Si les faits sont avérés, cet épisode pourrait être le plus grand scandale connu par les institutions européennes depuis 1999. Une affaire de corruption avait à l'époque fait trembler la Commission dirigée par le luxembourgeois Jacques Santer et mené au renforcement des contrôles de l’Office européen de lutte contre la fraude. L’ONG Transparency International a souligné que l'UE devait « prendre des mesures urgentes pour entreprendre une réforme en profondeur de leurs systèmes d’éthique et d’intégrité ».
Le Qatar soupçonné d'avoir corrompu la démocratie européenne
« Ce scandale nous consterne » a déclaré la présidente du groupe S&D Iratxe Garcia Perez. La police belge a perquisitionné le 12 décembre les locaux du Parlement européen à Bruxelles dans le cadre d’une enquête sur des soupçons de corruption en lien avec le Qatar.
Au total, six personnes ont été interpellées, dont quatre ont été écrouées dans ce Qatargate. Parmi eux, la députée grecque au Parlement européen Eva Kaili, qui a été arrêtée vendredi par la police belge dans le cadre d'une "enquête majeure". Elle est soupçonnée de participation à une organisation de blanchiment d'argent et corruption en ayant accepté d'importantes sommes d'argent" et de faire du lobbying illicite en faveur d'un État du golfe Persique, que les médias belges ont identifié comme étant le Qatar, l'hôte controversé de la Coupe du monde de la FIFA 2022.
A ses côtés, Pier Antonio Panzeri a lui été inculpé pour « corruption, blanchiment et organisation criminelle ». Luca Visentini, directeur d'ONG et secrétaire général de la Confédération syndicale internationale, a également été arrêté vendredi. Enfin, Francesco Giorgi, le compagnon de la députée Eva Kaili, a reconnu faire partie d’un réseau d’influence au service du Qatar.
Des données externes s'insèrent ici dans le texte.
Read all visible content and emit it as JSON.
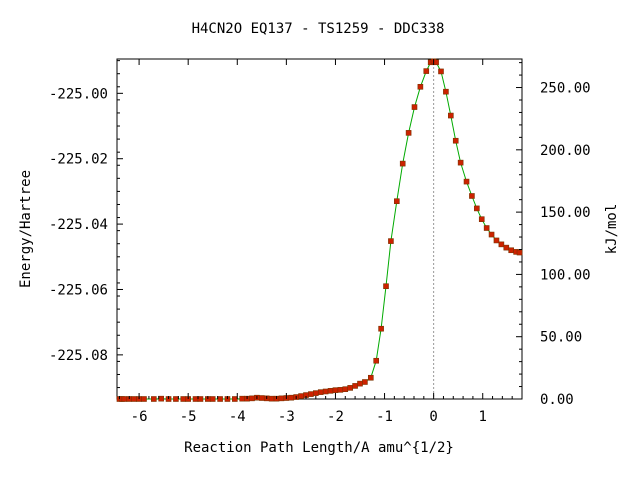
{
  "chart_data": {
    "type": "line",
    "title": "H4CN2O   EQ137 - TS1259 - DDC338",
    "xlabel": "Reaction Path Length/A amu^{1/2}",
    "ylabel": "Energy/Hartree",
    "y2label": "kJ/mol",
    "xlim": [
      -6.45,
      1.8
    ],
    "ylim": [
      -225.0935,
      -224.9895
    ],
    "y2lim": [
      0,
      272.9
    ],
    "x_ticks": [
      -6,
      -5,
      -4,
      -3,
      -2,
      -1,
      0,
      1
    ],
    "x_tick_labels": [
      "-6",
      "-5",
      "-4",
      "-3",
      "-2",
      "-1",
      "0",
      "1"
    ],
    "y_ticks": [
      -225.0,
      -225.02,
      -225.04,
      -225.06,
      -225.08
    ],
    "y_tick_labels": [
      "-225.00",
      "-225.02",
      "-225.04",
      "-225.06",
      "-225.08"
    ],
    "y2_ticks": [
      0,
      50,
      100,
      150,
      200,
      250
    ],
    "y2_tick_labels": [
      "0.00",
      "50.00",
      "100.00",
      "150.00",
      "200.00",
      "250.00"
    ],
    "transition_state_x": 0,
    "line_color": "#00aa00",
    "marker_color": "#cc2200",
    "marker_edge_color": "#7a3300",
    "vline_color": "#999999",
    "points": [
      [
        -6.4,
        -225.0935
      ],
      [
        -6.35,
        -225.0935
      ],
      [
        -6.3,
        -225.0935
      ],
      [
        -6.2,
        -225.0935
      ],
      [
        -6.1,
        -225.0935
      ],
      [
        -6.0,
        -225.0935
      ],
      [
        -5.9,
        -225.0935
      ],
      [
        -5.7,
        -225.0935
      ],
      [
        -5.55,
        -225.0934
      ],
      [
        -5.4,
        -225.0935
      ],
      [
        -5.25,
        -225.0935
      ],
      [
        -5.1,
        -225.0935
      ],
      [
        -5.0,
        -225.0935
      ],
      [
        -4.85,
        -225.0935
      ],
      [
        -4.75,
        -225.0935
      ],
      [
        -4.6,
        -225.0935
      ],
      [
        -4.5,
        -225.0935
      ],
      [
        -4.35,
        -225.0935
      ],
      [
        -4.2,
        -225.0935
      ],
      [
        -4.05,
        -225.0935
      ],
      [
        -3.9,
        -225.0934
      ],
      [
        -3.8,
        -225.0934
      ],
      [
        -3.7,
        -225.0933
      ],
      [
        -3.6,
        -225.0931
      ],
      [
        -3.5,
        -225.0932
      ],
      [
        -3.4,
        -225.0933
      ],
      [
        -3.3,
        -225.0934
      ],
      [
        -3.2,
        -225.0934
      ],
      [
        -3.1,
        -225.0933
      ],
      [
        -3.0,
        -225.0932
      ],
      [
        -2.9,
        -225.0931
      ],
      [
        -2.8,
        -225.0929
      ],
      [
        -2.7,
        -225.0926
      ],
      [
        -2.6,
        -225.0923
      ],
      [
        -2.5,
        -225.092
      ],
      [
        -2.4,
        -225.0917
      ],
      [
        -2.3,
        -225.0914
      ],
      [
        -2.2,
        -225.0912
      ],
      [
        -2.1,
        -225.091
      ],
      [
        -2.0,
        -225.0908
      ],
      [
        -1.9,
        -225.0907
      ],
      [
        -1.8,
        -225.0905
      ],
      [
        -1.7,
        -225.0901
      ],
      [
        -1.6,
        -225.0895
      ],
      [
        -1.5,
        -225.0888
      ],
      [
        -1.4,
        -225.0883
      ],
      [
        -1.28,
        -225.087
      ],
      [
        -1.17,
        -225.0818
      ],
      [
        -1.07,
        -225.072
      ],
      [
        -0.97,
        -225.059
      ],
      [
        -0.87,
        -225.0452
      ],
      [
        -0.75,
        -225.033
      ],
      [
        -0.63,
        -225.0215
      ],
      [
        -0.51,
        -225.0121
      ],
      [
        -0.39,
        -225.0042
      ],
      [
        -0.27,
        -224.998
      ],
      [
        -0.15,
        -224.9932
      ],
      [
        -0.06,
        -224.9905
      ],
      [
        0.0,
        -224.9902
      ],
      [
        0.05,
        -224.9905
      ],
      [
        0.15,
        -224.9933
      ],
      [
        0.25,
        -224.9995
      ],
      [
        0.35,
        -225.0068
      ],
      [
        0.45,
        -225.0145
      ],
      [
        0.55,
        -225.0212
      ],
      [
        0.67,
        -225.027
      ],
      [
        0.78,
        -225.0314
      ],
      [
        0.88,
        -225.0352
      ],
      [
        0.98,
        -225.0385
      ],
      [
        1.08,
        -225.0412
      ],
      [
        1.18,
        -225.0432
      ],
      [
        1.28,
        -225.045
      ],
      [
        1.38,
        -225.0462
      ],
      [
        1.48,
        -225.0472
      ],
      [
        1.58,
        -225.048
      ],
      [
        1.68,
        -225.0485
      ],
      [
        1.75,
        -225.0487
      ]
    ]
  }
}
L'ONG « Fight impunity » serait également concernée. « Du matériel informatique et des téléphones portables » ont notamment été saisis et feront rapidement l'objet d'analyses approfondies, a déclaré la police belge.
La régulation du lobbying au niveau de l’Union européenne
« Ces allégations sont extrêmement préoccupantes. C'est une question de confiance dans les personnes au cœur de nos institutions », a réagi la présidente de la Commission européenne, Ursula von der Leyen au sujet des arrestations. Les députés sont, en somme, accusés de céder au lobbying, qui est défini par le Parlement européen comme étant « toutes les activités menées dans le but d’influencer les politiques et les processus de décision des instruments de l’Union, quel que soit le lieu où elles sont réalisées et quel que soit le canal ou le mode de communication utilisé ».
Depuis juillet 2021, il existe une instance de régulation du lobbying au niveau européen. Il s’agit d'un registre de transparence de l’Union européenne, une base de données qui répertorie les organisations qui cherchent à influencer le processus législatif et de mise en œuvre des politiques européennes. 12 000 entités y sont actuellement recensées, mais l’inscription au registre est facultative. Si depuis 2011, les lobbies doivent s’enregistrer pour recevoir une carte qui leur permet d’accéder au bâtiment et doivent également accepter un code de bonne conduite qui leur interdit de verser certains cadeaux, les eurodéputés ne sont pas obligés de déclarer l’ensemble des lobbies qu’ils vont rencontrer, contrairement aux commissaires européens de groupe.